29,99 mln zł - tyle klub ze stolicy zarobił w ubiegłym sezonie w samej lidze, ale żeby zdobyć większość z tych pieniędzy, musiał sięgnąć po tytuł. Teraz wydaje się, że nie ma już szans na jego obronę, bo po 12. kolejce traci do liderującego Lecha Poznań aż 18 pkt.
Legia zajmuje 15. miejsce w tabeli i gdyby zakończyła na nim rozgrywki (lub nieco wyżej, lecz w okolicach środka stawki), tylko na krajowym podwórku straci kilkanaście milionów złotych.
Finansowy krach
Z 29,99 mln, które legioniści wywalczyli na boisku w edycji 2020/2021, aż 12,6 mln to dodatkowa premia za mistrzostwo (z tej puli pieniądze dostali tylko oni oraz proporcjonalnie mniej pozostali pucharowicze).
ZOBACZ WIDEO: #dziejesiewsporcie: kuriozalny gol na Ukrainie.
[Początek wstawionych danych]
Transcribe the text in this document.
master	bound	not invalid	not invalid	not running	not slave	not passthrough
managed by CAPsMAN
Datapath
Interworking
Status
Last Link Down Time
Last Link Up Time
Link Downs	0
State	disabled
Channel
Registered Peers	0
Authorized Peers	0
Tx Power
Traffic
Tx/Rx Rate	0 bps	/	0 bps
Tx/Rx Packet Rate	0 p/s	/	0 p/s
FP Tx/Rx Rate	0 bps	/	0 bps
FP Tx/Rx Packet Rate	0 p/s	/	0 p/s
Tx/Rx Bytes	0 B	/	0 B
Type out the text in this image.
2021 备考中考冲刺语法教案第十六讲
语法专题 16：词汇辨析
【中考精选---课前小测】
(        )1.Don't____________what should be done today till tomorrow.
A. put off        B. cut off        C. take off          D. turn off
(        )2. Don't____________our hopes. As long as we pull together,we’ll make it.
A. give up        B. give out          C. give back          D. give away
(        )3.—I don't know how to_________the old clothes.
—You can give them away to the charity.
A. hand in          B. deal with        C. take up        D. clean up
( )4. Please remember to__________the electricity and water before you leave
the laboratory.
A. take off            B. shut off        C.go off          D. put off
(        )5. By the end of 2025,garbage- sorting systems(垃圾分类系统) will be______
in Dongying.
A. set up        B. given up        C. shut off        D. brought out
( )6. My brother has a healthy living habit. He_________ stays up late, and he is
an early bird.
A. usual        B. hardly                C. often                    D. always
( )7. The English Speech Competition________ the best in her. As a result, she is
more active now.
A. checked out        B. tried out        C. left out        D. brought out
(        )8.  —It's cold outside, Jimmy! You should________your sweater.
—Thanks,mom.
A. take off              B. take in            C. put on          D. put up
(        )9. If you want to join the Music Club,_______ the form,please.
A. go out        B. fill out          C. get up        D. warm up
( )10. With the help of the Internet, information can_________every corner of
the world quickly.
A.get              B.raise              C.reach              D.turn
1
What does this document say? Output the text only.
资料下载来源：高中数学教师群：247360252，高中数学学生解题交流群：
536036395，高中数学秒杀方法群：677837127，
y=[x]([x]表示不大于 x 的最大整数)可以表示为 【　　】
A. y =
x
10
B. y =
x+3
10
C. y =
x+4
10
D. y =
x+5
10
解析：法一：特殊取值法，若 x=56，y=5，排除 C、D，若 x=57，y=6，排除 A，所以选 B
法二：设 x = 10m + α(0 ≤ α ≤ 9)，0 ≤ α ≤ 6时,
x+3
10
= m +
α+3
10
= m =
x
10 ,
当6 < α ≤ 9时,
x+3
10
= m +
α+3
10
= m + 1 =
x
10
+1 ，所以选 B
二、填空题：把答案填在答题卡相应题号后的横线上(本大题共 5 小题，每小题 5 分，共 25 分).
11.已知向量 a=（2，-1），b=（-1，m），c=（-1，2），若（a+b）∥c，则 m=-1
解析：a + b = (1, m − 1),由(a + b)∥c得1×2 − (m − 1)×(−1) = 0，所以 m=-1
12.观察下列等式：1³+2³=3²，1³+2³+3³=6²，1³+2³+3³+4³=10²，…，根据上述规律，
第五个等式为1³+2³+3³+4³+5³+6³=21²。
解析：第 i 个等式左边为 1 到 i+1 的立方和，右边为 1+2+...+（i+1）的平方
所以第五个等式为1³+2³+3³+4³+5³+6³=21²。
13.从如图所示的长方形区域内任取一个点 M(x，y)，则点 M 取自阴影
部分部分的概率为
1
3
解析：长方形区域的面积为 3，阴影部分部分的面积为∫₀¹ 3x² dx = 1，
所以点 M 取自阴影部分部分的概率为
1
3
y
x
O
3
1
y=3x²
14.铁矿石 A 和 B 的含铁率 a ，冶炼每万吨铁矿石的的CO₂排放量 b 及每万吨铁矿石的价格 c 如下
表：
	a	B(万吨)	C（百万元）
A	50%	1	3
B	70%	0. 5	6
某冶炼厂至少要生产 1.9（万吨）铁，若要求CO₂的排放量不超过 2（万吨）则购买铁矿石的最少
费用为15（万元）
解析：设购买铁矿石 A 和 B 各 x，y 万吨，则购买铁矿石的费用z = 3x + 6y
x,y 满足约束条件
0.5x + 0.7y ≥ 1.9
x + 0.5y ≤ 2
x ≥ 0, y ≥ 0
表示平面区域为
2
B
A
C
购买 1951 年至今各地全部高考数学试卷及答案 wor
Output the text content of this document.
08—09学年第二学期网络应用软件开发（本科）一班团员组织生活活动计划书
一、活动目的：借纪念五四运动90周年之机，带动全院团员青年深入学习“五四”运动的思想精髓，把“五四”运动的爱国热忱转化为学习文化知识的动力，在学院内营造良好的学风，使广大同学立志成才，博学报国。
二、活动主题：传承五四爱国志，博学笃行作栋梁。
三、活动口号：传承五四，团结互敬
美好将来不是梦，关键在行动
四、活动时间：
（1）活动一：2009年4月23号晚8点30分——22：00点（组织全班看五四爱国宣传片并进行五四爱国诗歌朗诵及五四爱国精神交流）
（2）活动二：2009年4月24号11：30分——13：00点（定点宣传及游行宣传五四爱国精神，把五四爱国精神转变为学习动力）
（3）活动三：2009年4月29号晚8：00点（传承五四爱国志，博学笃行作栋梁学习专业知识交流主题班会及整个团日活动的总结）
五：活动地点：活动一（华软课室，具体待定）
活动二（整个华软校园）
Jak to wpadło?!
Jednak to nie koniec strat, na jakie musiałby się przygotować aktualny mistrz. Za wynik sportowy, czyli zajęcie 1. miejsca, na jego konto wpłynęło 4,96 mln. Obecna 15. lokata będzie warta nie więcej niż 1 mln.
Na dziś klub z Warszawy tylko w PKO Ekstraklasie straciłby ponad 16,5 mln zł! Nienaruszona w jego przypadku pozostałaby jedynie kwota stała (w sezonie 2020/2021 było to 6,33 mln), a także bonus za ranking historyczny, w którym drużyna z Warszawy wciąż jest najlepsza i ostatnio otrzymała z tego tytułu 5,61 mln.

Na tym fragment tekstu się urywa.